Titre : Dans l’intimité de Marie

Auteur : Shûzô Oshimi

Editeur vf : Akata (L)

Années de parution vf : 2015-2017

Nombre de tomes : 9 (série terminée)

Résumé du tome 1 : Quand Isao komori est allé à Tokyo pour suivre ses études à l’université, il s’imaginait déjà une nouvelle vie de rêve : jeune adulte indépendant, avec tous ses potes de fac… Mais sans vraiment comprendre comment ni pourquoi, le voilà déjà seul. Désabusé, il finit par vivre cloîtré chez lui. Son seul petit plaisir est d’aller à la supérette du quartier, pour y admirer la magnifique lycéenne qui s’y rend tous les jours. Mais un soir, alors que comme d’habitude, il la suit jusqu’à chez elle, un curieux événement se produit : la lycéenne remarque sa présence et… Isao se réveille alors, un matin comme les autres, dans la peau de la jeune fille ?! Il devra désormais se faire passer pour Marie, la fille la plus populaire du lycée ! Un nouvel enfer quotidien commence pour le jeune homme, tandis qu’une énorme question subsiste : puisqu’il est entré dans le corps de Marie, où est passé l’esprit de la jeune fille ?

Mes avis :

Tome 1

Après avoir lu Les fleurs du mal et avoir entendu tant de bon avis sur l’autre titre de l’auteur, il me fallait tenter sa série la plus récente : Dans l’intimité de Marie. Ce premier tome installe tout juste l’histoire. On découvre une intrigue principale déjà connue mais traitée de façon originale ici. On rencontre des personnages aux personnalités tout juste ébauchées et pourtant déjà ils intriguent tellement qu’on a envie de se jeter sur la suite.

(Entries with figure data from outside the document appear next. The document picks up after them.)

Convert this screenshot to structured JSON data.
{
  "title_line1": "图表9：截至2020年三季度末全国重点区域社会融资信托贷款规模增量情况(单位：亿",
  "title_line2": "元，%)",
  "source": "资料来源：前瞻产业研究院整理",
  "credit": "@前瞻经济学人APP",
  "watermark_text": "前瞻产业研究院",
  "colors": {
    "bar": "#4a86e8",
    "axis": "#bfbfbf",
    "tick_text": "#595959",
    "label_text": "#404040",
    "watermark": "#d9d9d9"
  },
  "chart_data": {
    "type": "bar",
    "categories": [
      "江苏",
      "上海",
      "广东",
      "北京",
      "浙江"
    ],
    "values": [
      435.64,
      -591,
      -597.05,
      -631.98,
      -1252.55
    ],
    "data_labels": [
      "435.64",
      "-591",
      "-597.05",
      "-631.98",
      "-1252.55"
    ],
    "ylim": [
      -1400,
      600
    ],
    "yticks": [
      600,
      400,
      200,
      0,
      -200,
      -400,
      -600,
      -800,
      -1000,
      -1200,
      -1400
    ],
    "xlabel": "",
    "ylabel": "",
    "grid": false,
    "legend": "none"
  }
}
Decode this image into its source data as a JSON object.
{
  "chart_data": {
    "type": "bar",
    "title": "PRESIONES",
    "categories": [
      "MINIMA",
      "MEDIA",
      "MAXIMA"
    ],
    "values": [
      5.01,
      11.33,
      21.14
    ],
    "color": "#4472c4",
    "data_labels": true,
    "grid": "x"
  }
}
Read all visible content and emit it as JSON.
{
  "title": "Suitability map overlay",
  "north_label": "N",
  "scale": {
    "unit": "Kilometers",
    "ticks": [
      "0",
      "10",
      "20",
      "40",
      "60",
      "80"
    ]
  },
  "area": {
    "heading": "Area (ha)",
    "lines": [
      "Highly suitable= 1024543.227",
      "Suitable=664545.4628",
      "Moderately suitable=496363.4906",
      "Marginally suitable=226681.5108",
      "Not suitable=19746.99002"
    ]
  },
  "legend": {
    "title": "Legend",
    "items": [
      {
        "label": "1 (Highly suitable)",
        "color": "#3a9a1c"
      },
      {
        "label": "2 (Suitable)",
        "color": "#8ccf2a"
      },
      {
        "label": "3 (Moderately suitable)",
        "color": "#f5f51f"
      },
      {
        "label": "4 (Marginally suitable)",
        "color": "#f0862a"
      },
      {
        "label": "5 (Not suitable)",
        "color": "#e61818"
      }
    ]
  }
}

J’ai trouvé ce premier tome bien plus accrocheur que celui de son autre série et pourtant il est bien moins sombre et bien moins dense. Dans l’intimité de Marie me fait l’effet d’un titre plus consensuel et moins dérangeant qui, on le sent, va aussi faire une critique de la société japonaise mais en étant moins rude que Les fleurs du mal.

L’intrigue principale avec ce jeune étudiant qui se retrouve dans le corps d’une lycéenne qu’il ne faisait qu’observer est déjà vu, mais la façon dont l’auteur traite cela sans presque aucun humour change. Ça donne de suite un côté bien plus sérieux. On sent vraiment la détresse d’Isao, son malaise en société, sa peur de faire du mal aux autres et en particulier à Marie dont il occupe le corps. Très rapidement, le mangaka parvient donc à en faire un personnage attachant qu’on aura envie de suivre.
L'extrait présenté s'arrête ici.